We came to believe that a Power greater than ourselves could restore us to sanity.
Do I have problems accepting that there is a Power or Powers greater than myself? There are many forces in the universe that are much stronger that I am right now. Not a lot of them have clear cut answers either. I don't have any qualms about admitting that my ego is not all powerful, that there are other things out there greater than my addiction, and greater than myself.
What are some things that are more powerful than I am? gravity, light, cycles, nature, All-That-Is, my addiction...
Can a Power greater than myself help me stay clean? How? That seems to be the idea, but I can only ponder as to why or how. Perhaps to personally petition a God/dess sounds ... whiny.
Can a Power greater than I am help me recover? How? My father once told me to toss out the brain in the equation and really listen to your heart as a higher power. The brain is what gets us into trouble in the first place. If my heart is filled with determination, I can follow that to the bitter ends: jails, institutions and death (oh my), or I can follow it to the serenity of being sober and clean. I'm told it gets better, but I have yet to understand that with my own eyes yet.

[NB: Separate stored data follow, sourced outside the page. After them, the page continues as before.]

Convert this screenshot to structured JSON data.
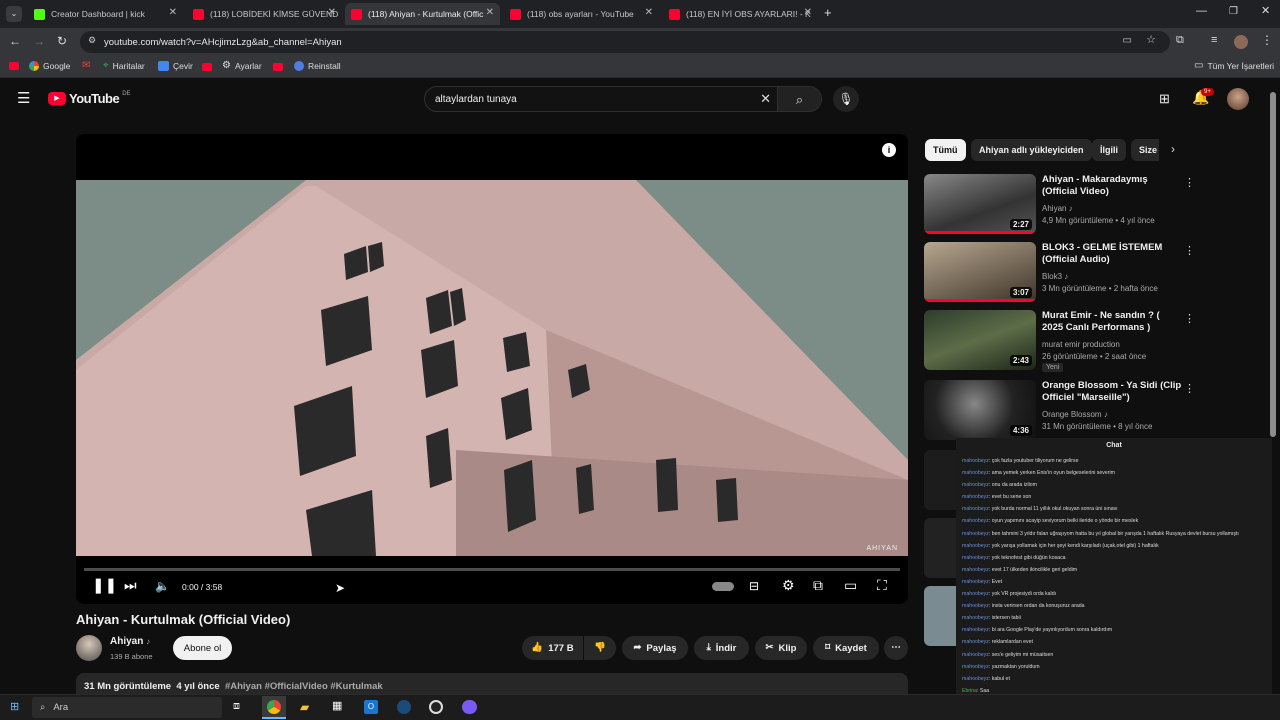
{
  "browser": {
    "tabs": [
      {
        "label": "Creator Dashboard | kick",
        "color": "#53fc18"
      },
      {
        "label": "(118) LOBİDEKİ KİMSE GÜVEND",
        "color": "#ff0033"
      },
      {
        "label": "(118) Ahiyan - Kurtulmak (Offic",
        "color": "#ff0033"
      },
      {
        "label": "(118) obs ayarları - YouTube",
        "color": "#ff0033"
      },
      {
        "label": "(118) EN İYİ OBS AYARLARI! - K",
        "color": "#ff0033"
      }
    ],
    "url": "youtube.com/watch?v=AHcjimzLzg&ab_channel=Ahiyan",
    "bookmarks": [
      "Google",
      "Haritalar",
      "Çevir",
      "Ayarlar",
      "Reinstall"
    ],
    "all_bookmarks": "Tüm Yer İşaretleri"
  },
  "youtube": {
    "logo": "YouTube",
    "region": "DE",
    "search_query": "altaylardan tunaya",
    "notifications": "9+"
  },
  "player": {
    "time": "0:00 / 3:58",
    "progress": 0.0,
    "watermark": "AHIYAN"
  },
  "video": {
    "title": "Ahiyan - Kurtulmak (Official Video)",
    "channel": "Ahiyan",
    "subscribers": "139 B abone",
    "subscribe_label": "Abone ol",
    "likes": "177 B",
    "share": "Paylaş",
    "download": "İndir",
    "clip": "Klip",
    "save": "Kaydet",
    "views": "31 Mn görüntüleme",
    "age": "4 yıl önce",
    "tags": "#Ahiyan #OfficialVideo #Kurtulmak"
  },
  "chips": [
    "Tümü",
    "Ahiyan adlı yükleyiciden",
    "İlgili",
    "Size"
  ],
  "recommendations": [
    {
      "title": "Ahiyan - Makaradaymış (Official Video)",
      "channel": "Ahiyan",
      "meta": "4,9 Mn görüntüleme • 4 yıl önce",
      "duration": "2:27",
      "badge": ""
    },
    {
      "title": "BLOK3 - GELME İSTEMEM (Official Audio)",
      "channel": "Blok3",
      "meta": "3 Mn görüntüleme • 2 hafta önce",
      "duration": "3:07",
      "badge": ""
    },
    {
      "title": "Murat Emir - Ne sandın ? ( 2025 Canlı Performans )",
      "channel": "murat emir production",
      "meta": "26 görüntüleme • 2 saat önce",
      "duration": "2:43",
      "badge": "Yeni"
    },
    {
      "title": "Orange Blossom - Ya Sidi (Clip Officiel \"Marseille\")",
      "channel": "Orange Blossom",
      "meta": "31 Mn görüntüleme • 8 yıl önce",
      "duration": "4:36",
      "badge": ""
    }
  ],
  "chat": {
    "title": "Chat",
    "messages": [
      {
        "user": "mahoobeyz",
        "text": "çok fazla youtuber tiliyorum ne gelirse"
      },
      {
        "user": "mahoobeyz",
        "text": "ama yemek yerken Enis'in oyun belgeselerini severim"
      },
      {
        "user": "mahoobeyz",
        "text": "onu da arada izliom"
      },
      {
        "user": "mahoobeyz",
        "text": "evet bu sene son"
      },
      {
        "user": "mahoobeyz",
        "text": "yok burda normal 11 yıllık okul okuyan sonra üni sınavı"
      },
      {
        "user": "mahoobeyz",
        "text": "oyun yapımını acayip seviyorum belki ileride o yönde bir meslek"
      },
      {
        "user": "mahoobeyz",
        "text": "ben tahmini 3 yıldır falan uğraşıyom hatta bu yıl global bir yarışda 1 haftalık Rusyaya devlet bursu yollamıştı"
      },
      {
        "user": "mahoobeyz",
        "text": "yok yarışa yollamak için her şeyi kendi karşıladı (uçak,otel gibi) 1 haftalık"
      },
      {
        "user": "mahoobeyz",
        "text": "yok teknofest gibi düğün kosaca"
      },
      {
        "user": "mahoobeyz",
        "text": "evet 17 ülkeden ikincilikle geri geldim"
      },
      {
        "user": "mahoobeyz",
        "text": "Evet"
      },
      {
        "user": "mahoobeyz",
        "text": "yok VR projesiydi orda kaldı"
      },
      {
        "user": "mahoobeyz",
        "text": "insta verirsen ordan da konuşuruz arada"
      },
      {
        "user": "mahoobeyz",
        "text": "istersen tabii"
      },
      {
        "user": "mahoobeyz",
        "text": "bi ara Google Play'de yayınlıyordum sonra kaldırdım"
      },
      {
        "user": "mahoobeyz",
        "text": "reklamlardan evet"
      },
      {
        "user": "mahoobeyz",
        "text": "ses'e geliyim mi müsaitsen"
      },
      {
        "user": "mahoobeyz",
        "text": "yazmaktan yoruldum"
      },
      {
        "user": "mahoobeyz",
        "text": "kabul et"
      },
      {
        "user": "Ebrina",
        "text": "Saa"
      }
    ]
  },
  "taskbar": {
    "search": "Ara"
  }
}
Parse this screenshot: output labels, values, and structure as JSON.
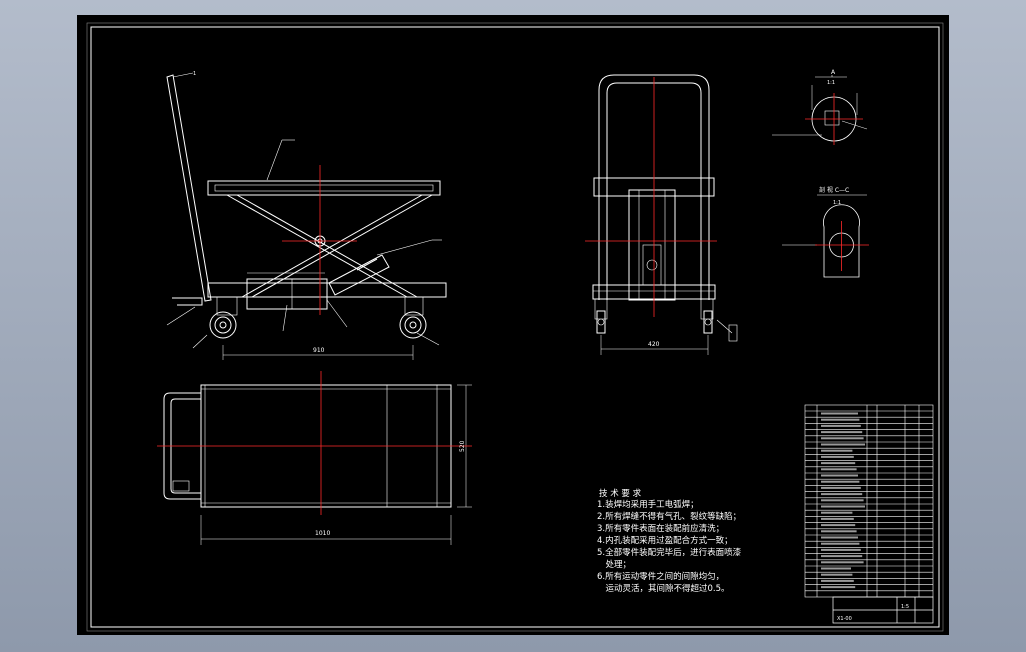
{
  "drawing": {
    "colors": {
      "background": "#000000",
      "lines": "#ffffff",
      "centerlines": "#ff2a2a",
      "outer_frame": "#b3bccb"
    },
    "dims": {
      "side_wheelbase": "910",
      "front_width": "420",
      "top_length": "1010",
      "top_width": "520"
    },
    "views": {
      "detail_a_title": "A",
      "detail_a_scale": "1:1",
      "section_title": "剖 视 C—C",
      "section_scale": "1:1"
    },
    "notes": {
      "heading": "技 术 要 求",
      "lines": [
        "1.装焊均采用手工电弧焊；",
        "2.所有焊缝不得有气孔、裂纹等缺陷；",
        "3.所有零件表面在装配前应清洗；",
        "4.内孔装配采用过盈配合方式一致；",
        "5.全部零件装配完毕后，进行表面喷漆",
        "　处理；",
        "6.所有运动零件之间的间隙均匀，",
        "　运动灵活，其间隙不得超过0.5。"
      ]
    },
    "title_block": {
      "drawing_no": "X1-00",
      "scale_text": "1:5"
    }
  }
}
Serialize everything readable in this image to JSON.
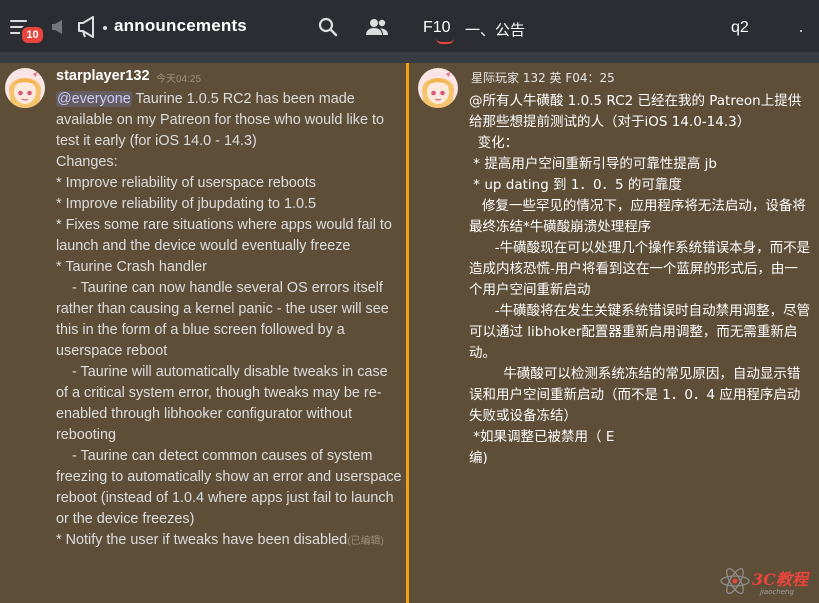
{
  "header": {
    "notification_count": "10",
    "channel_name": "announcements",
    "overlay_f10": "F10",
    "overlay_title": "一、公告",
    "overlay_q2": "q2"
  },
  "left_message": {
    "username": "starplayer132",
    "timestamp": "今天04:25",
    "mention": "@everyone",
    "paragraphs": [
      " Taurine 1.0.5 RC2 has been made available on my Patreon for those who would like to test it early (for iOS 14.0 - 14.3)",
      "",
      "Changes:",
      "",
      "* Improve reliability of userspace reboots",
      "* Improve reliability of jbupdating to 1.0.5",
      "* Fixes some rare situations where apps would fail to launch and the device would eventually freeze",
      "* Taurine Crash handler",
      "    - Taurine can now handle several OS errors itself rather than causing a kernel panic - the user will see this in the form of a blue screen followed by a userspace reboot",
      "    - Taurine will automatically disable tweaks in case of a critical system error, though tweaks may be re-enabled through libhooker configurator without rebooting",
      "    - Taurine can detect common causes of system freezing to automatically show an error and userspace reboot (instead of 1.0.4 where apps just fail to launch or the device freezes)",
      "* Notify the user if tweaks have been disabled"
    ],
    "edited": "(已编辑)"
  },
  "right_message": {
    "header": "星际玩家 132 英 F04：25",
    "paragraphs": [
      "@所有人牛磺酸 1.0.5 RC2 已经在我的 Patreon上提供给那些想提前测试的人（对于iOS 14.0-14.3）",
      "",
      "  变化：",
      "",
      " * 提高用户空间重新引导的可靠性提高 jb",
      " * up dating 到 1．0．5 的可靠度",
      "",
      "   修复一些罕见的情况下，应用程序将无法启动，设备将最终冻结*牛磺酸崩溃处理程序",
      "",
      "",
      "      -牛磺酸现在可以处理几个操作系统错误本身，而不是造成内核恐慌-用户将看到这在一个蓝屏的形式后，由一个用户空间重新启动",
      "",
      "",
      "      -牛磺酸将在发生关键系统错误时自动禁用调整，尽管可以通过 libhoker配置器重新启用调整，而无需重新启动。",
      "",
      "",
      "        牛磺酸可以检测系统冻结的常见原因，自动显示错误和用户空间重新启动（而不是 1．0．4 应用程序启动失败或设备冻结）",
      "",
      " *如果调整已被禁用（ E",
      "编)"
    ]
  },
  "watermark": {
    "text": "3C教程",
    "sub": "jiaocheng"
  },
  "icons": [
    "menu-icon",
    "megaphone-icon",
    "search-icon",
    "members-icon",
    "atom-logo-icon"
  ],
  "colors": {
    "accent_divider": "#f0a21a",
    "badge_red": "#e8453c",
    "panel_bg": "#5f4e37",
    "topbar_bg": "#2b2d32"
  }
}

What evidence do I have that a Higher Power is working in my life? I'm going to meetings, aren't I? My life cycle has landed me in some pretty interesting places, none of which has been very helpful until now. I can trust that my Power can take me to places that give me hope, determination and will.
What are the characteristics my Higher Power does NOT have? My selves are exactly where they need to be, including those that are in position of recovery from drugs. Whatever they don't have, I won't need.
What are the characteristics my Higher Power have? My HGA/Godself is closer to the center of a monad soul. It can see the bigger picture than my incarnate/middle self. If recovery is meant to happen at some point in my life, my Godself, closer to All-That-Is and the Divine, it will put me in positions to access the road of recovery.
I have considered taking on the student role to several virgin gods and goddesses, but nothing seems to fit. I guess I'll have to remain a little vague in my understanding in order to glean meaningful routines in life.